Electrolyte multiplexing in electrochemical jet processing

Abstract

Electrolyte design for electrochemical jet processing (EJP) techniques can directly affect form and finish of machined structures.
A newly developed, industrially focused, EJP machining centre was designed to incorporate complete control of all relevant machining parameters. A computer numerically controlled, electrolyte multiplexing system, was developed to allow rapid changes in electrolyte type and the ability to mix and fade between electrolytes to create roughing and finishing strategies, and functionally graded surfaces as part of the toolpath program.
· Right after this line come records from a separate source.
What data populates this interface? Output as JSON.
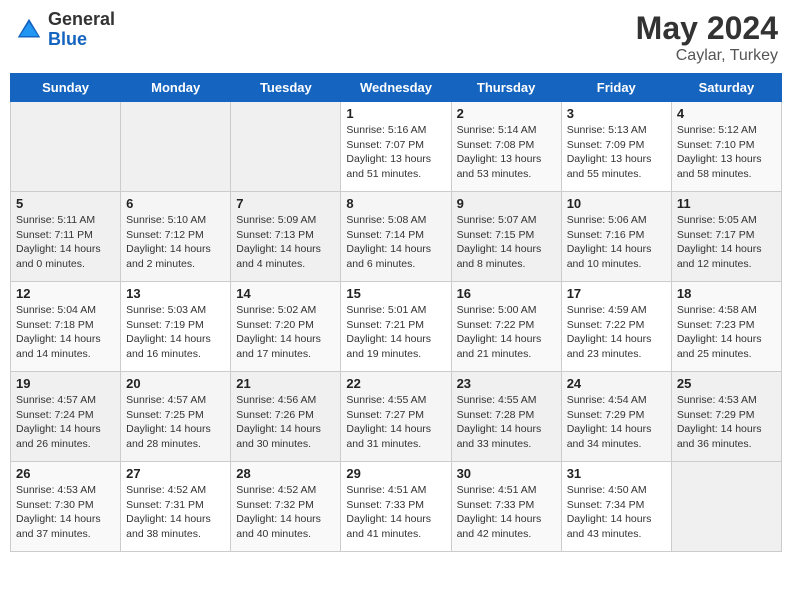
{
  "header": {
    "logo_general": "General",
    "logo_blue": "Blue",
    "month_year": "May 2024",
    "location": "Caylar, Turkey"
  },
  "days_of_week": [
    "Sunday",
    "Monday",
    "Tuesday",
    "Wednesday",
    "Thursday",
    "Friday",
    "Saturday"
  ],
  "weeks": [
    [
      {
        "day": "",
        "empty": true
      },
      {
        "day": "",
        "empty": true
      },
      {
        "day": "",
        "empty": true
      },
      {
        "day": "1",
        "sunrise": "5:16 AM",
        "sunset": "7:07 PM",
        "daylight": "13 hours and 51 minutes."
      },
      {
        "day": "2",
        "sunrise": "5:14 AM",
        "sunset": "7:08 PM",
        "daylight": "13 hours and 53 minutes."
      },
      {
        "day": "3",
        "sunrise": "5:13 AM",
        "sunset": "7:09 PM",
        "daylight": "13 hours and 55 minutes."
      },
      {
        "day": "4",
        "sunrise": "5:12 AM",
        "sunset": "7:10 PM",
        "daylight": "13 hours and 58 minutes."
      }
    ],
    [
      {
        "day": "5",
        "sunrise": "5:11 AM",
        "sunset": "7:11 PM",
        "daylight": "14 hours and 0 minutes."
      },
      {
        "day": "6",
        "sunrise": "5:10 AM",
        "sunset": "7:12 PM",
        "daylight": "14 hours and 2 minutes."
      },
      {
        "day": "7",
        "sunrise": "5:09 AM",
        "sunset": "7:13 PM",
        "daylight": "14 hours and 4 minutes."
      },
      {
        "day": "8",
        "sunrise": "5:08 AM",
        "sunset": "7:14 PM",
        "daylight": "14 hours and 6 minutes."
      },
      {
        "day": "9",
        "sunrise": "5:07 AM",
        "sunset": "7:15 PM",
        "daylight": "14 hours and 8 minutes."
      },
      {
        "day": "10",
        "sunrise": "5:06 AM",
        "sunset": "7:16 PM",
        "daylight": "14 hours and 10 minutes."
      },
      {
        "day": "11",
        "sunrise": "5:05 AM",
        "sunset": "7:17 PM",
        "daylight": "14 hours and 12 minutes."
      }
    ],
    [
      {
        "day": "12",
        "sunrise": "5:04 AM",
        "sunset": "7:18 PM",
        "daylight": "14 hours and 14 minutes."
      },
      {
        "day": "13",
        "sunrise": "5:03 AM",
        "sunset": "7:19 PM",
        "daylight": "14 hours and 16 minutes."
      },
      {
        "day": "14",
        "sunrise": "5:02 AM",
        "sunset": "7:20 PM",
        "daylight": "14 hours and 17 minutes."
      },
      {
        "day": "15",
        "sunrise": "5:01 AM",
        "sunset": "7:21 PM",
        "daylight": "14 hours and 19 minutes."
      },
      {
        "day": "16",
        "sunrise": "5:00 AM",
        "sunset": "7:22 PM",
        "daylight": "14 hours and 21 minutes."
      },
      {
        "day": "17",
        "sunrise": "4:59 AM",
        "sunset": "7:22 PM",
        "daylight": "14 hours and 23 minutes."
      },
      {
        "day": "18",
        "sunrise": "4:58 AM",
        "sunset": "7:23 PM",
        "daylight": "14 hours and 25 minutes."
      }
    ],
    [
      {
        "day": "19",
        "sunrise": "4:57 AM",
        "sunset": "7:24 PM",
        "daylight": "14 hours and 26 minutes."
      },
      {
        "day": "20",
        "sunrise": "4:57 AM",
        "sunset": "7:25 PM",
        "daylight": "14 hours and 28 minutes."
      },
      {
        "day": "21",
        "sunrise": "4:56 AM",
        "sunset": "7:26 PM",
        "daylight": "14 hours and 30 minutes."
      },
      {
        "day": "22",
        "sunrise": "4:55 AM",
        "sunset": "7:27 PM",
        "daylight": "14 hours and 31 minutes."
      },
      {
        "day": "23",
        "sunrise": "4:55 AM",
        "sunset": "7:28 PM",
        "daylight": "14 hours and 33 minutes."
      },
      {
        "day": "24",
        "sunrise": "4:54 AM",
        "sunset": "7:29 PM",
        "daylight": "14 hours and 34 minutes."
      },
      {
        "day": "25",
        "sunrise": "4:53 AM",
        "sunset": "7:29 PM",
        "daylight": "14 hours and 36 minutes."
      }
    ],
    [
      {
        "day": "26",
        "sunrise": "4:53 AM",
        "sunset": "7:30 PM",
        "daylight": "14 hours and 37 minutes."
      },
      {
        "day": "27",
        "sunrise": "4:52 AM",
        "sunset": "7:31 PM",
        "daylight": "14 hours and 38 minutes."
      },
      {
        "day": "28",
        "sunrise": "4:52 AM",
        "sunset": "7:32 PM",
        "daylight": "14 hours and 40 minutes."
      },
      {
        "day": "29",
        "sunrise": "4:51 AM",
        "sunset": "7:33 PM",
        "daylight": "14 hours and 41 minutes."
      },
      {
        "day": "30",
        "sunrise": "4:51 AM",
        "sunset": "7:33 PM",
        "daylight": "14 hours and 42 minutes."
      },
      {
        "day": "31",
        "sunrise": "4:50 AM",
        "sunset": "7:34 PM",
        "daylight": "14 hours and 43 minutes."
      },
      {
        "day": "",
        "empty": true
      }
    ]
  ]
}
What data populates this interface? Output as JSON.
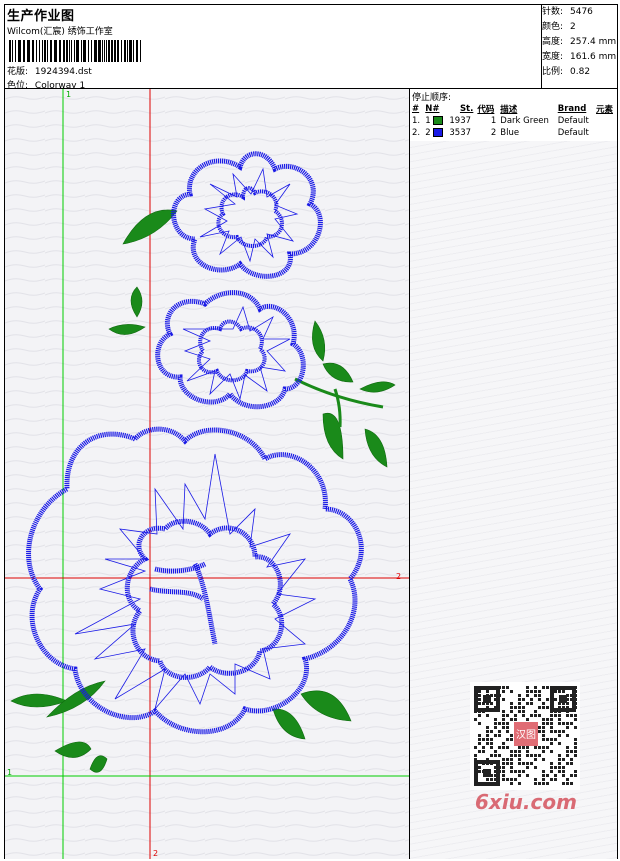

In this study, the use of three electrolytes (NaNO3, NaCl and a hybrid electrolyte NaI20) are used. Through dynamic electrolyte selection, applied in a sequential manner, it was demonstrated that a combination of NaCl / NaI20 achieved the best compromise of precision and performance, with an increase in depth of 10% over NaI and a 9% kerf reduction over NaCl. Surface finishes were demonstrated to be varied by 40% dependant on the sequence of electrolytes applied without effecting the form. It was shown that graduated surfaces can be created from a high lustre finish to matte by fading electrolyte types. For the first time, an automated method of electrolyte multiplexing is described and the flexibility and process enhancements that can be imparted by this methodology are demonstrated.